Laurita detuvo el auto, me agarro por los brazos, gritándome loco, no mas cállate, luego se lanzo llorando a mis brazos, gimiendo amargamente ¿amor por que? ¡Las luces estuvieron en rojo siempre en rojo, tu decidiste cambiarlas a verde!, Laurita llevaba conduciendo toda la noche, nos bajamos del auto, entramos al restaurante, al boulevard, a todo sitio que tuviera luz de colores, que tuviera lámparas fluorescentes, en ellas encontrábamos abrigo, no solo nosotros, muchos de nuestra generación eran presas de las salas de cine, el boulevard, centros comerciales, supermercados, cafés, tabernas. Allí éramos sedados, éramos anestesiados, no sentíamos, las penas se iban, necesitábamos alcohol, drogas, sexo, mucha música, para no escuchar nuestras voces, nuestras voces interiores.

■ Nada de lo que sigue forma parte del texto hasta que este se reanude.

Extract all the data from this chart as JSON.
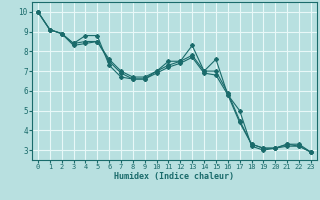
{
  "xlabel": "Humidex (Indice chaleur)",
  "bg_color": "#b8e0e0",
  "grid_color": "#e8f8f8",
  "line_color": "#1a6b6b",
  "xlim": [
    -0.5,
    23.5
  ],
  "ylim": [
    2.5,
    10.5
  ],
  "xticks": [
    0,
    1,
    2,
    3,
    4,
    5,
    6,
    7,
    8,
    9,
    10,
    11,
    12,
    13,
    14,
    15,
    16,
    17,
    18,
    19,
    20,
    21,
    22,
    23
  ],
  "yticks": [
    3,
    4,
    5,
    6,
    7,
    8,
    9,
    10
  ],
  "line1_x": [
    0,
    1,
    2,
    3,
    4,
    5,
    6,
    7,
    8,
    9,
    10,
    11,
    12,
    13,
    14,
    15,
    16,
    17,
    18,
    19,
    20,
    21,
    22,
    23
  ],
  "line1_y": [
    10.0,
    9.1,
    8.9,
    8.4,
    8.8,
    8.8,
    7.3,
    6.7,
    6.6,
    6.6,
    7.0,
    7.5,
    7.5,
    8.3,
    7.0,
    7.6,
    5.8,
    5.0,
    3.2,
    3.0,
    3.1,
    3.3,
    3.3,
    2.9
  ],
  "line2_x": [
    0,
    1,
    2,
    3,
    4,
    5,
    6,
    7,
    8,
    9,
    10,
    11,
    12,
    13,
    14,
    15,
    16,
    17,
    18,
    19,
    20,
    21,
    22,
    23
  ],
  "line2_y": [
    10.0,
    9.1,
    8.9,
    8.4,
    8.5,
    8.5,
    7.5,
    6.9,
    6.6,
    6.6,
    6.9,
    7.2,
    7.4,
    7.7,
    6.9,
    6.8,
    5.8,
    4.4,
    3.3,
    3.1,
    3.1,
    3.2,
    3.2,
    2.9
  ],
  "line3_x": [
    0,
    1,
    2,
    3,
    4,
    5,
    6,
    7,
    8,
    9,
    10,
    11,
    12,
    13,
    14,
    15,
    16,
    17,
    18,
    19,
    20,
    21,
    22,
    23
  ],
  "line3_y": [
    10.0,
    9.1,
    8.9,
    8.3,
    8.4,
    8.5,
    7.6,
    7.0,
    6.7,
    6.7,
    7.0,
    7.3,
    7.5,
    7.8,
    7.0,
    7.0,
    5.9,
    4.5,
    3.3,
    3.1,
    3.1,
    3.3,
    3.2,
    2.9
  ]
}
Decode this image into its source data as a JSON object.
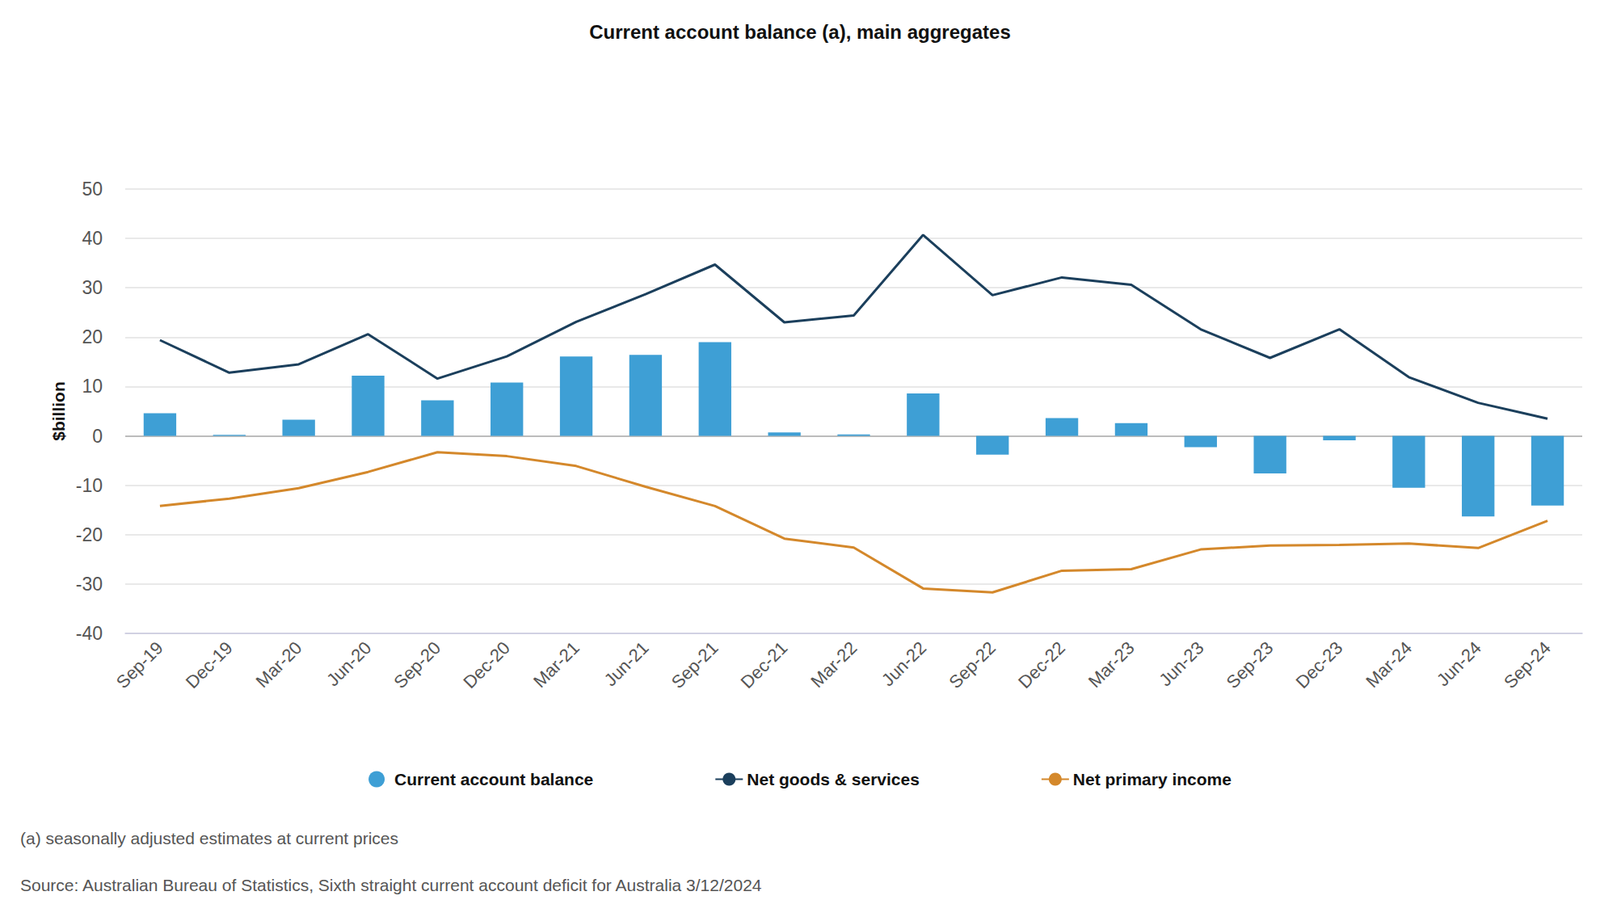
{
  "chart_data": {
    "type": "bar",
    "title": "Current account balance (a), main aggregates",
    "y_label": "$billion",
    "annotations": [
      "(a) seasonally adjusted estimates at current prices",
      "Source: Australian Bureau of Statistics, Sixth straight current account deficit for Australia 3/12/2024"
    ],
    "categories": [
      "Sep-19",
      "Dec-19",
      "Mar-20",
      "Jun-20",
      "Sep-20",
      "Dec-20",
      "Mar-21",
      "Jun-21",
      "Sep-21",
      "Dec-21",
      "Mar-22",
      "Jun-22",
      "Sep-22",
      "Dec-22",
      "Mar-23",
      "Jun-23",
      "Sep-23",
      "Dec-23",
      "Mar-24",
      "Jun-24",
      "Sep-24"
    ],
    "series": [
      {
        "name": "Current account balance",
        "type": "bar",
        "color": "#3e9fd5",
        "marker": "circle",
        "values": [
          4.6,
          0.2,
          3.3,
          12.2,
          7.2,
          10.8,
          16.1,
          16.4,
          19.0,
          0.7,
          0.3,
          8.6,
          -3.8,
          3.6,
          2.6,
          -2.3,
          -7.6,
          -0.9,
          -10.5,
          -16.3,
          -14.1
        ]
      },
      {
        "name": "Net goods & services",
        "type": "line",
        "color": "#1b3f5c",
        "line_style": "solid",
        "values": [
          19.4,
          12.8,
          14.5,
          20.6,
          11.6,
          16.1,
          23.1,
          28.7,
          34.7,
          23.0,
          24.4,
          40.7,
          28.5,
          32.1,
          30.6,
          21.6,
          15.8,
          21.6,
          11.9,
          6.7,
          3.5
        ]
      },
      {
        "name": "Net primary income",
        "type": "line",
        "color": "#d4882b",
        "line_style": "solid",
        "values": [
          -14.2,
          -12.7,
          -10.6,
          -7.3,
          -3.3,
          -4.1,
          -6.1,
          -10.3,
          -14.2,
          -20.8,
          -22.6,
          -30.9,
          -31.7,
          -27.3,
          -27.0,
          -23.0,
          -22.2,
          -22.1,
          -21.8,
          -22.7,
          -17.2
        ]
      }
    ],
    "ylim": [
      -40,
      50
    ],
    "yticks": [
      -40,
      -30,
      -20,
      -10,
      0,
      10,
      20,
      30,
      40,
      50
    ],
    "grid": true,
    "legend": "bottom"
  }
}
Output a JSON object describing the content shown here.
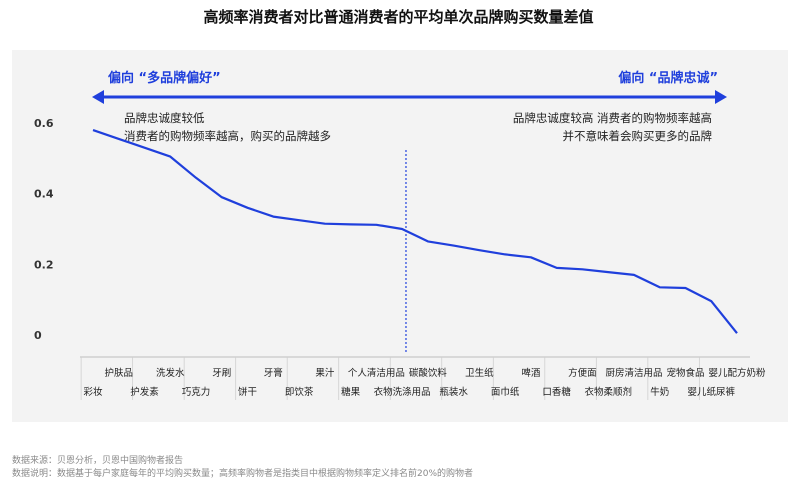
{
  "title": "高频率消费者对比普通消费者的平均单次品牌购买数量差值",
  "colors": {
    "line": "#1f3fdc",
    "arrow": "#1f3fdc",
    "panel": "#f3f3f3",
    "text": "#222222"
  },
  "arrow": {
    "left_label": "偏向 “多品牌偏好”",
    "right_label": "偏向 “品牌忠诚”"
  },
  "annotations": {
    "left": [
      "品牌忠诚度较低",
      "消费者的购物频率越高，购买的品牌越多"
    ],
    "right": [
      "品牌忠诚度较高 消费者的购物频率越高",
      "并不意味着会购买更多的品牌"
    ]
  },
  "chart_data": {
    "type": "line",
    "title": "高频率消费者对比普通消费者的平均单次品牌购买数量差值",
    "xlabel": "",
    "ylabel": "",
    "ylim": [
      0,
      0.6
    ],
    "yticks": [
      0,
      0.2,
      0.4,
      0.6
    ],
    "grid": false,
    "categories": [
      "彩妆",
      "护肤品",
      "护发素",
      "洗发水",
      "巧克力",
      "牙刷",
      "饼干",
      "牙膏",
      "即饮茶",
      "果汁",
      "糖果",
      "个人清洁用品",
      "衣物洗涤用品",
      "碳酸饮料",
      "瓶装水",
      "卫生纸",
      "面巾纸",
      "啤酒",
      "口香糖",
      "方便面",
      "衣物柔顺剂",
      "厨房清洁用品",
      "牛奶",
      "宠物食品",
      "婴儿纸尿裤",
      "婴儿配方奶粉"
    ],
    "series": [
      {
        "name": "",
        "values": [
          0.58,
          0.555,
          0.53,
          0.505,
          0.445,
          0.39,
          0.36,
          0.335,
          0.325,
          0.315,
          0.313,
          0.312,
          0.3,
          0.265,
          0.253,
          0.24,
          0.228,
          0.22,
          0.19,
          0.186,
          0.178,
          0.17,
          0.135,
          0.133,
          0.096,
          0.005
        ]
      }
    ],
    "divider_after_category": "衣物洗涤用品"
  },
  "footer": {
    "source": "数据来源：贝恩分析，贝恩中国购物者报告",
    "note": "数据说明：数据基于每户家庭每年的平均购买数量；高频率购物者是指类目中根据购物频率定义排名前20%的购物者"
  }
}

Laurita tenía ojos grandes, ojos profundos, esa noche estuvimos al frente de la ciudad retándola, desafiándola, con nuestro amor y nuestra belleza, la ciudad estaba más hermosa que nunca, colorida con sus soles nocturnos, alguna que otra risa se escuchaba por las calles vecinas, carcajadas de jóvenes ebrios. Laurita miro la ciudad, al frente había un conjunto de apartamentos con sus torres bien esculpidas, sus ventanas relucientes y en ellas el calor del bombillo un comedor, una hermosa mujer, una familia, un hogar sin necesidad, ella me miro y me dijo: esa debería ser nuestra vida, ¿por qué naciste tu propenso al miedo, al dolor? ¿Y yo con este tedio, con este aburrimiento de la vida que me sigue edad en edad?
Laurita me tomo del brazo ¡tengo miedo! - me dijo- me condujo por la calzada del boulevard, buscando la entrada numero 3, al entrar nos encontramos con Shopping babes un almacén legendario de nuestra ciudad, señale un cochecito verde con arandelas color arena, Laurita rompió en llanto, se arrojo a mi pecho, yo con mi mano seque sus lagrimas y bese su rostro, me incline acaricie su barriguita y le dije -no tiene nombre-, ella me miro, y arranco a llorar con una risa enternecida.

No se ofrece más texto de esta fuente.